For instance, the Department of Homeland Security announced in December 2021 that it intended to formally recognize and accept a definition of statelessness, but it has yet to lay out any formal plans to do so.
“We have not seen much action to follow through on the [DHS] commitment,” said Karina Ambartsoumian-Clough, executive director of United Stateless, an organization that advocates for the rights of stateless people.
Ambartsoumian-Clough said her organization is working with members of Congress — which hasn’t passed legislation addressing statelessness since 1940 — to introduce the Stateless Protection Act, which would legally define a “stateless person” and provide them with protective status and a path to citizenship.
Alhelou said he has fully cooperated with the removal proceedings and applied for voluntary deportation, but there are no countries for him to be removed to.
The government of Israel, which decides whether to accept Palestinian deportees, has refused to accept Alhelou, according to his lawyer. He then requested to be deported to Brazil because of the growing Palestinian community there, but the Brazilian government under now-former President Jair Bolsonaro denied that request.

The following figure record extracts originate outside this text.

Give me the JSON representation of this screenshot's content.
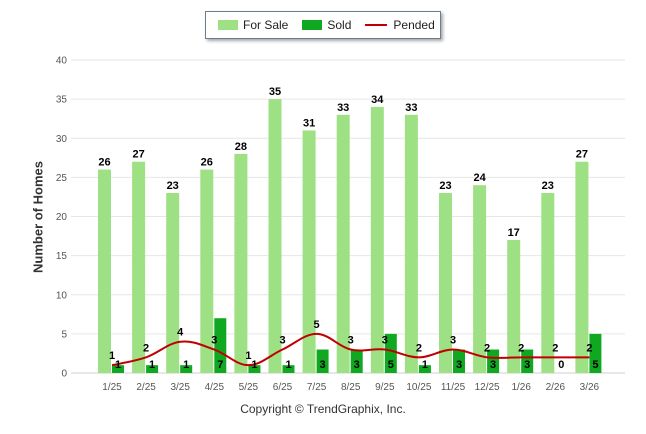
{
  "legend": {
    "for_sale_label": "For Sale",
    "sold_label": "Sold",
    "pended_label": "Pended"
  },
  "colors": {
    "for_sale": "#9ee084",
    "sold": "#10a821",
    "pended": "#c00000",
    "grid": "#e6e6e6",
    "axis_text": "#555555"
  },
  "copyright": "Copyright © TrendGraphix, Inc.",
  "chart_data": {
    "type": "bar",
    "ylabel": "Number of Homes",
    "xlabel": "",
    "ylim": [
      0,
      40
    ],
    "yticks": [
      0,
      5,
      10,
      15,
      20,
      25,
      30,
      35,
      40
    ],
    "grid": true,
    "legend_position": "top-center",
    "categories": [
      "1/25",
      "2/25",
      "3/25",
      "4/25",
      "5/25",
      "6/25",
      "7/25",
      "8/25",
      "9/25",
      "10/25",
      "11/25",
      "12/25",
      "1/26",
      "2/26",
      "3/26"
    ],
    "series": [
      {
        "name": "For Sale",
        "kind": "bar",
        "values": [
          26,
          27,
          23,
          26,
          28,
          35,
          31,
          33,
          34,
          33,
          23,
          24,
          17,
          23,
          27
        ]
      },
      {
        "name": "Sold",
        "kind": "bar",
        "values": [
          1,
          1,
          1,
          7,
          1,
          1,
          3,
          3,
          5,
          1,
          3,
          3,
          3,
          0,
          5
        ]
      },
      {
        "name": "Pended",
        "kind": "line",
        "values": [
          1,
          2,
          4,
          3,
          1,
          3,
          5,
          3,
          3,
          2,
          3,
          2,
          2,
          2,
          2
        ]
      }
    ]
  }
}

“All I dreamed of was stability and to stop searching for a safe country that would protect me. I was searching for a country that would grant me protection so that I could enjoy my right to move freely, which is guaranteed by international law as a basic right for every human being,” Alhelou said. “But I didn’t realize that this right was only written in the books that I’ve studied in university and I’d never be granted it.”

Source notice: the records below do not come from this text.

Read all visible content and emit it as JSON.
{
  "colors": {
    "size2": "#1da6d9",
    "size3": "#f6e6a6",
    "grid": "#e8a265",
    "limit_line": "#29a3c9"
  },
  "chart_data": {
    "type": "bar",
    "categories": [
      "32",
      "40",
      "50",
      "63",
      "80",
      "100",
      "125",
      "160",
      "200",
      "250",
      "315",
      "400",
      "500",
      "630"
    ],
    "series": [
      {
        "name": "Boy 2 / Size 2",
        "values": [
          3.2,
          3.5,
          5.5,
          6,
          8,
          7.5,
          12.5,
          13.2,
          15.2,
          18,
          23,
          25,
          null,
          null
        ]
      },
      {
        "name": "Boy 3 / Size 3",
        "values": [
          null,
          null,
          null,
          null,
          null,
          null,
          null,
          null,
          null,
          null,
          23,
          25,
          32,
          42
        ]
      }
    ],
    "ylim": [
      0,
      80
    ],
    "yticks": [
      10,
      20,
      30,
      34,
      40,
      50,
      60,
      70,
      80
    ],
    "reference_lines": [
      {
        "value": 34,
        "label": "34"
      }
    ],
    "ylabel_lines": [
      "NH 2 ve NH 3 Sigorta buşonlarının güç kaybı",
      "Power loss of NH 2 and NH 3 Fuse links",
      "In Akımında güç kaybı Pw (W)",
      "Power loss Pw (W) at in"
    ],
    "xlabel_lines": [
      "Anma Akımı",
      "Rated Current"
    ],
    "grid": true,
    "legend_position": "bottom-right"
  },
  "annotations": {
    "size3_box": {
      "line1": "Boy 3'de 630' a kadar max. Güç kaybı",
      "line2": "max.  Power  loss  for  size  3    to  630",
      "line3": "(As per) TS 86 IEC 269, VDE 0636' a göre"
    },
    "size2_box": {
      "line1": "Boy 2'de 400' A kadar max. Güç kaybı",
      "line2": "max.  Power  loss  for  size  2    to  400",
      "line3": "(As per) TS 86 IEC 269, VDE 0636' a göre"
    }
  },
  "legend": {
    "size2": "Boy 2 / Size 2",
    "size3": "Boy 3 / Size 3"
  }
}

In detention, Alhelou’s condition is only worsening. In April, a psychotherapist diagnosed him with post-traumatic stress disorder, major depressive disorder, and general anxiety disorder stemming from the torture that he suffered. The prolonged isolation and the language barrier — he has no reading materials or people to speak to in Arabic — caused him to fall into depressive episodes and even have thoughts of suicide, according to documents his lawyer submitted to ICE.
“I was taught the meaning of war when I was 8 years old,” Alhelou said. “I still hear the bombs and explosions. I haven’t forgotten them.”
Alhelou is also in physical pain. He had to have two teeth removed after being put on a waitlist to receive dental care and said he still needs further treatment. He has gone on a hunger strike four times, which he said has led to gastrointestinal issues.
For now, his search for a country to accept him continues. He’s worried he’ll be trapped in a U.S. detention center forever.
“Everyone says that America is a country of law and justice. Where is the law and where is the justice in this?” he asked. “Will I spend the rest of my life in prison just because I applied for asylum in your country?”